In the workplace, electronic surveillance and the breakneck pace of work set by automated systems may severely limit or completely prevent employees from engaging in protected conversations about unionization or terms and conditions of employment that are a necessary precursor to group action. If the surveillance extends to break times and nonwork areas, or if excessive workloads prevent workers from taking their breaks together or at all, they may be unable to engage in solicitation or distribution of union literature during nonworking time. And surveillance reaching even beyond the workplace—or the use of technology that makes employees reasonably fear such far-reaching surveillance—may prevent employees from exercising their Section 7 rights anywhere.
Finding ways to protect those rights in the diversity of workplaces across the country is a bigger question, and we look forward to seeing Abruzzo’s forthcoming framework, and the way this opinion is represented in future rulings.
EFF believes Abruzzo was right to raise concerns about this technology and urges the National Labor Relations Board to consider seriously the harms that workplace surveillance technology poses to workers and to organizing. Abruzzo is correct in identifying the risk that such technologies pose to organizing. EFF also has broader concerns about the effect such surveillance has on worker privacy and autonomy.

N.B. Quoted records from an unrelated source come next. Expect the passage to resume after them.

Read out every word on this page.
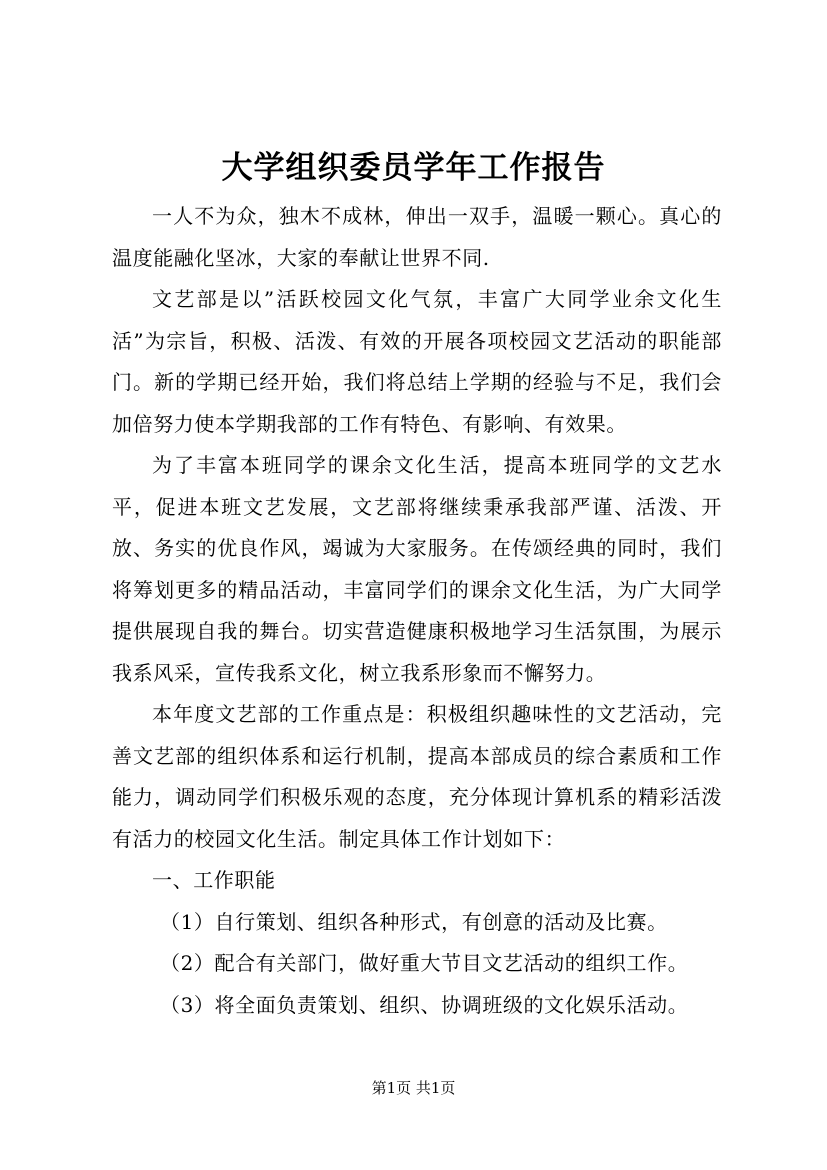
大学组织委员学年工作报告

一人不为众，独木不成林，伸出一双手，温暖一颗心。真心的温度能融化坚冰，大家的奉献让世界不同.

文艺部是以”活跃校园文化气氛，丰富广大同学业余文化生活”为宗旨，积极、活泼、有效的开展各项校园文艺活动的职能部门。新的学期已经开始，我们将总结上学期的经验与不足，我们会加倍努力使本学期我部的工作有特色、有影响、有效果。

为了丰富本班同学的课余文化生活，提高本班同学的文艺水平，促进本班文艺发展，文艺部将继续秉承我部严谨、活泼、开放、务实的优良作风，竭诚为大家服务。在传颂经典的同时，我们将筹划更多的精品活动，丰富同学们的课余文化生活，为广大同学提供展现自我的舞台。切实营造健康积极地学习生活氛围，为展示我系风采，宣传我系文化，树立我系形象而不懈努力。

本年度文艺部的工作重点是：积极组织趣味性的文艺活动，完善文艺部的组织体系和运行机制，提高本部成员的综合素质和工作能力，调动同学们积极乐观的态度，充分体现计算机系的精彩活泼有活力的校园文化生活。制定具体工作计划如下：

一、工作职能

（1）自行策划、组织各种形式，有创意的活动及比赛。

（2）配合有关部门，做好重大节目文艺活动的组织工作。

（3）将全面负责策划、组织、协调班级的文化娱乐活动。

第1页 共1页
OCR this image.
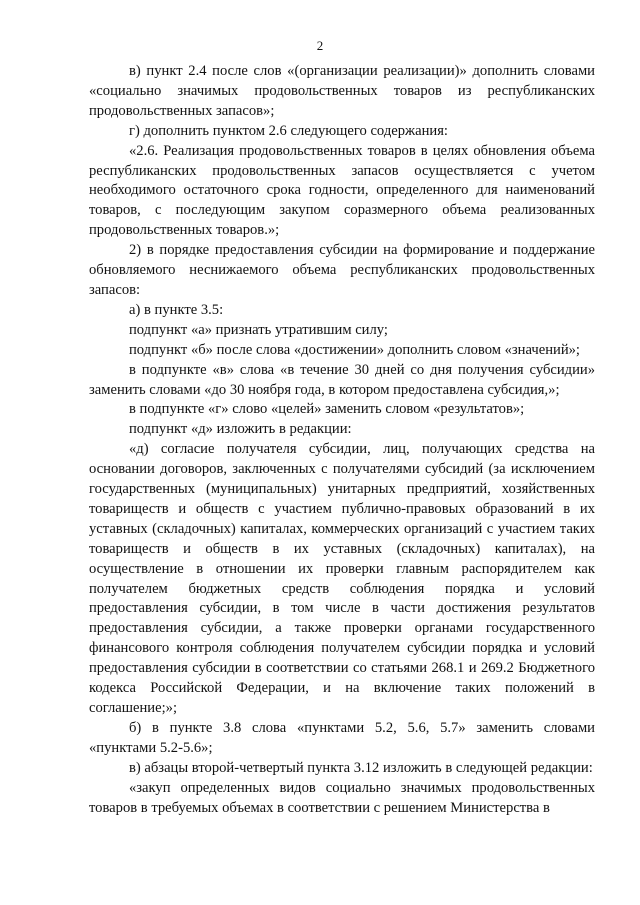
2

в) пункт 2.4 после слов «(организации реализации)» дополнить словами «социально значимых продовольственных товаров из республиканских продовольственных запасов»;

г) дополнить пунктом 2.6 следующего содержания:

«2.6. Реализация продовольственных товаров в целях обновления объема республиканских продовольственных запасов осуществляется с учетом необходимого остаточного срока годности, определенного для наименований товаров, с последующим закупом соразмерного объема реализованных продовольственных товаров.»;

2) в порядке предоставления субсидии на формирование и поддержание обновляемого неснижаемого объема республиканских продовольственных запасов:

а) в пункте 3.5:

подпункт «а» признать утратившим силу;

подпункт «б» после слова «достижении» дополнить словом «значений»;

в подпункте «в» слова «в течение 30 дней со дня получения субсидии» заменить словами «до 30 ноября года, в котором предоставлена субсидия,»;

в подпункте «г» слово «целей» заменить словом «результатов»;

подпункт «д» изложить в редакции:

«д) согласие получателя субсидии, лиц, получающих средства на основании договоров, заключенных с получателями субсидий (за исключением государственных (муниципальных) унитарных предприятий, хозяйственных товариществ и обществ с участием публично-правовых образований в их уставных (складочных) капиталах, коммерческих организаций с участием таких товариществ и обществ в их уставных (складочных) капиталах), на осуществление в отношении их проверки главным распорядителем как получателем бюджетных средств соблюдения порядка и условий предоставления субсидии, в том числе в части достижения результатов предоставления субсидии, а также проверки органами государственного финансового контроля соблюдения получателем субсидии порядка и условий предоставления субсидии в соответствии со статьями 268.1 и 269.2 Бюджетного кодекса Российской Федерации, и на включение таких положений в соглашение;»;

б) в пункте 3.8 слова «пунктами 5.2, 5.6, 5.7» заменить словами «пунктами 5.2-5.6»;

в) абзацы второй-четвертый пункта 3.12 изложить в следующей редакции:

«закуп определенных видов социально значимых продовольственных товаров в требуемых объемах в соответствии с решением Министерства в
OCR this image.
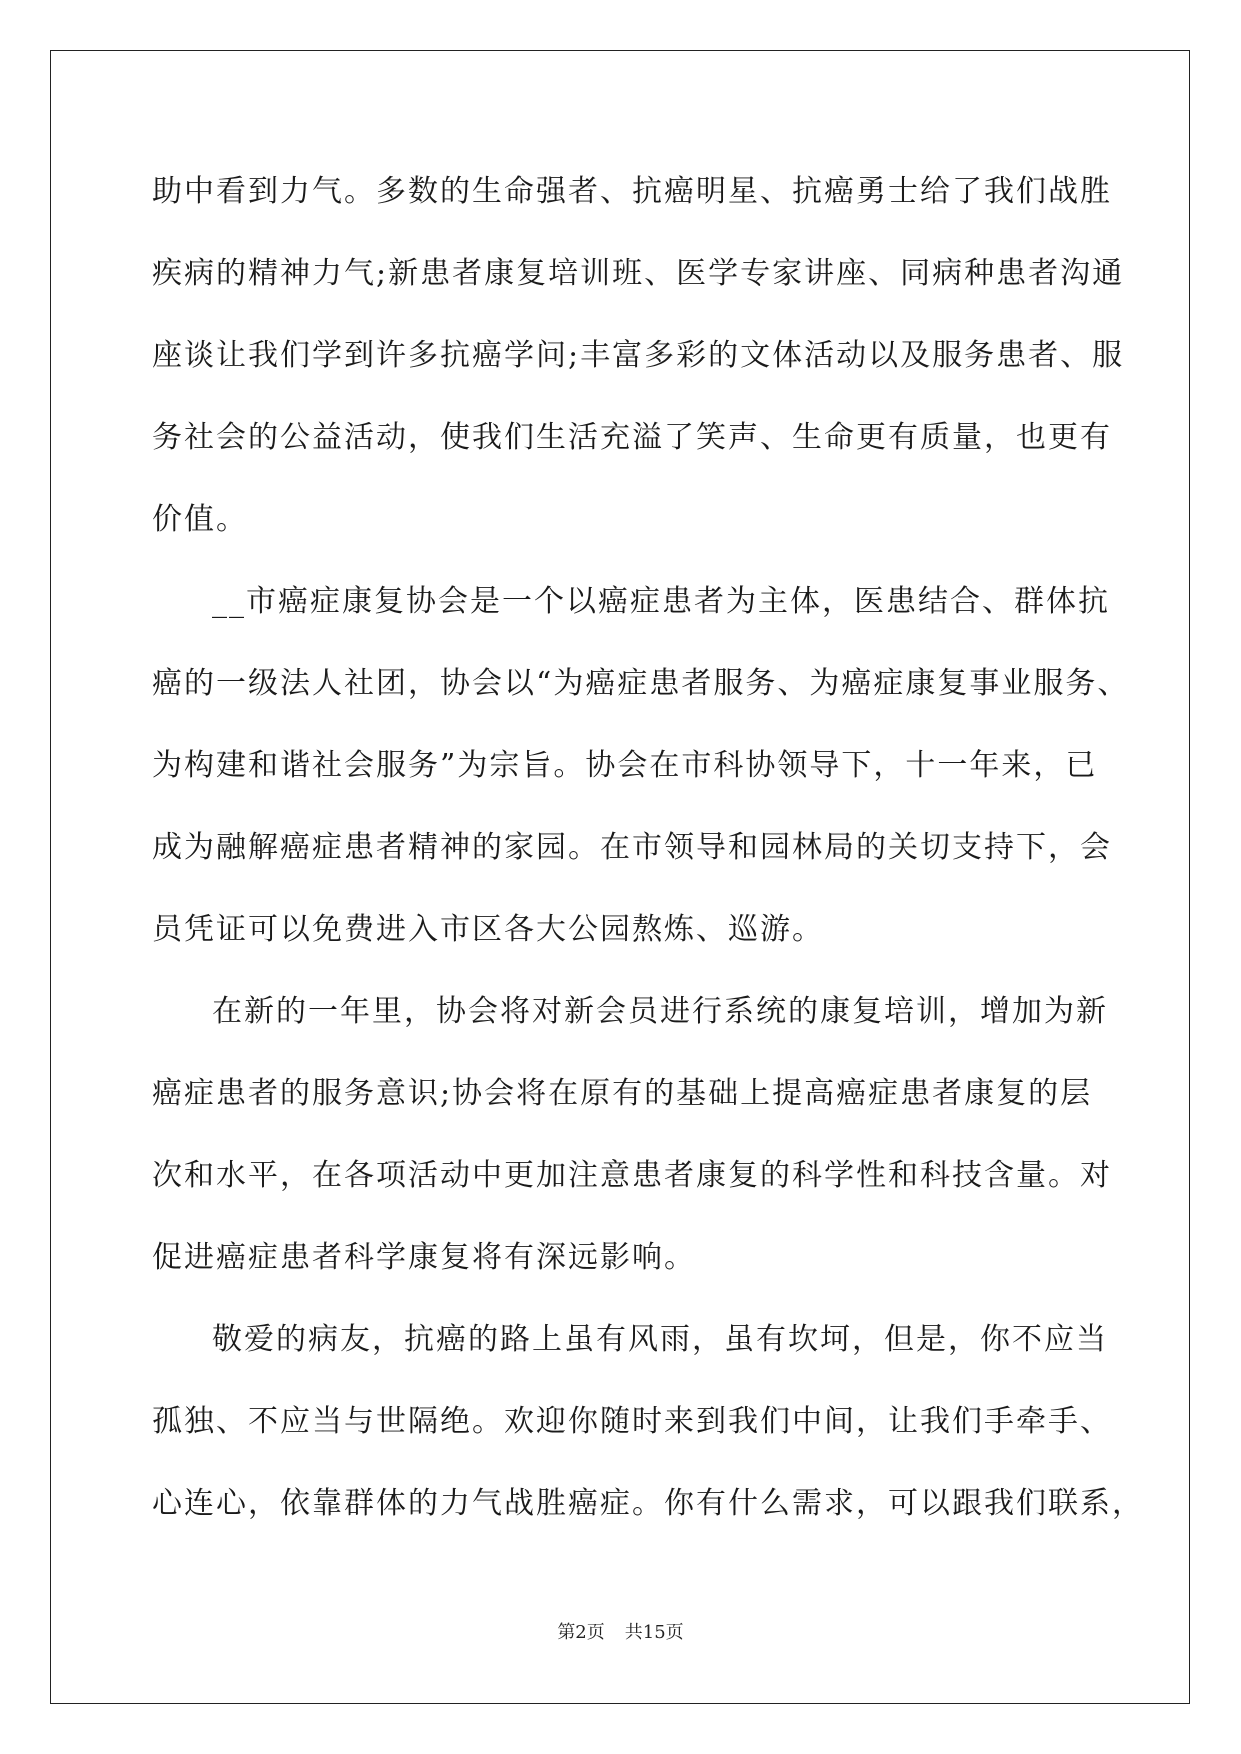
助中看到力气。多数的生命强者、抗癌明星、抗癌勇士给了我们战胜
疾病的精神力气;新患者康复培训班、医学专家讲座、同病种患者沟通
座谈让我们学到许多抗癌学问;丰富多彩的文体活动以及服务患者、服
务社会的公益活动，使我们生活充溢了笑声、生命更有质量，也更有
价值。
__市癌症康复协会是一个以癌症患者为主体，医患结合、群体抗
癌的一级法人社团，协会以“为癌症患者服务、为癌症康复事业服务、
为构建和谐社会服务”为宗旨。协会在市科协领导下，十一年来，已
成为融解癌症患者精神的家园。在市领导和园林局的关切支持下，会
员凭证可以免费进入市区各大公园熬炼、巡游。
在新的一年里，协会将对新会员进行系统的康复培训，增加为新
癌症患者的服务意识;协会将在原有的基础上提高癌症患者康复的层
次和水平，在各项活动中更加注意患者康复的科学性和科技含量。对
促进癌症患者科学康复将有深远影响。
敬爱的病友，抗癌的路上虽有风雨，虽有坎坷，但是，你不应当
孤独、不应当与世隔绝。欢迎你随时来到我们中间，让我们手牵手、
心连心，依靠群体的力气战胜癌症。你有什么需求，可以跟我们联系，
第2页 共15页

Earlier this year, we joined California’s leading labor groups to support A.B. 1651, authored by Assemblymember Ash Kalra, which would have taken important first steps in providing workers with information about monitoring in the workplace. The NLRB is just one regulator paying close attention to worker surveillance. The Federal Trade Commission has begun considering making rules around commercial surveillance, and in their recent period for public comment, the FTC sought to consider workplace surveillance as a part of their rulemaking process. The Electronic Frontier Foundation submitted our comments, as have many of our allies, supporting the commission’s plan to have a rule that is inclusive of the workplace. Strong worker protections through the FTC rule would align the commission with the NLRB’s stated mission in its memo to enforce existing protections in this space and to foster inter-agency cooperation to protect the rights of workers from punitive and harmful workplace technologies.
We echo Abruzzo in encouraging regulators to look at worker surveillance both in the workplace and for those working remotely. As we have previously discussed, workers are also often asked to install “bossware” on their work—or sometimes personal—devices. Such software may be aimed at helping employers. But, in practice, it can put workers’ privacy and security at risk by logging every click and keystroke, covertly gathering information for lawsuits, and using other spying features that go far beyond what is necessary and proportionate to manage a workforce.

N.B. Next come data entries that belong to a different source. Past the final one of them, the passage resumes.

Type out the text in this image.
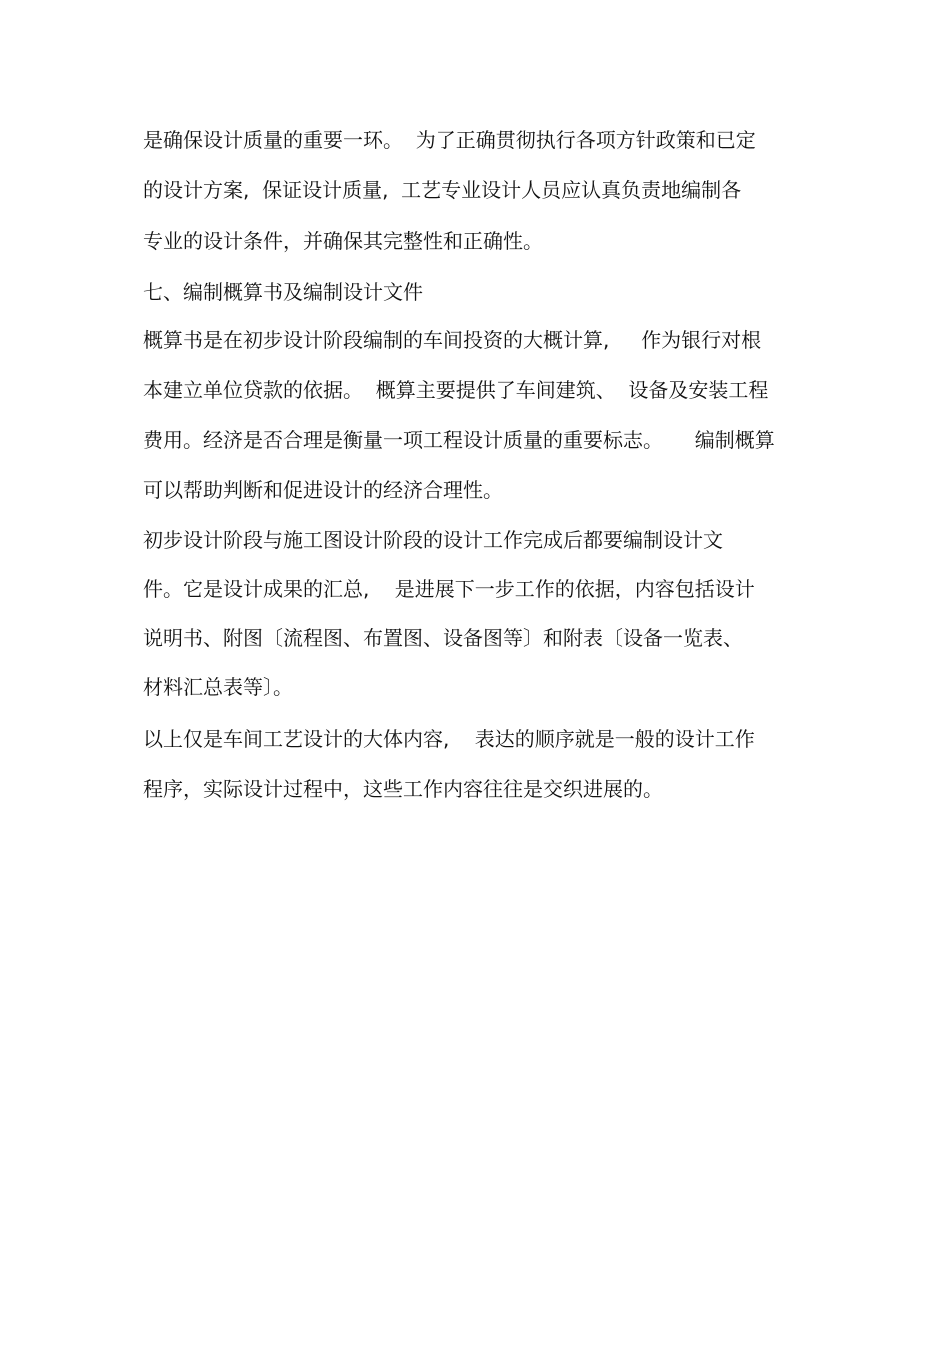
是确保设计质量的重要一环。  为了正确贯彻执行各项方针政策和已定

的设计方案,  保证设计质量,  工艺专业设计人员应认真负责地编制各

专业的设计条件，并确保其完整性和正确性。

七、编制概算书及编制设计文件

概算书是在初步设计阶段编制的车间投资的大概计算,     作为银行对根

本建立单位贷款的依据。  概算主要提供了车间建筑、  设备及安装工程

费用。经济是否合理是衡量一项工程设计质量的重要标志。     编制概算

可以帮助判断和促进设计的经济合理性。

初步设计阶段与施工图设计阶段的设计工作完成后都要编制设计文

件。它是设计成果的汇总,    是进展下一步工作的依据，内容包括设计

说明书、附图〔流程图、布置图、设备图等〕和附表〔设备一览表、

材料汇总表等〕。

以上仅是车间工艺设计的大体内容,    表达的顺序就是一般的设计工作

程序，实际设计过程中，这些工作内容往往是交织进展的。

Workers are not consumers when they’re on the job, and so we should not expect existing consumer privacy frameworks to adequately address worker surveillance.. But unions, labor researchers, rank and file workers, and the NLRB offer essential input into both how to protect workers with inclusive consumer protections, and through workplace protections in particular. Our privacy shouldn’t stop when we clock in. Workers should not feel pressure to be scrutinized in their workplace or in their own homes to keep their jobs.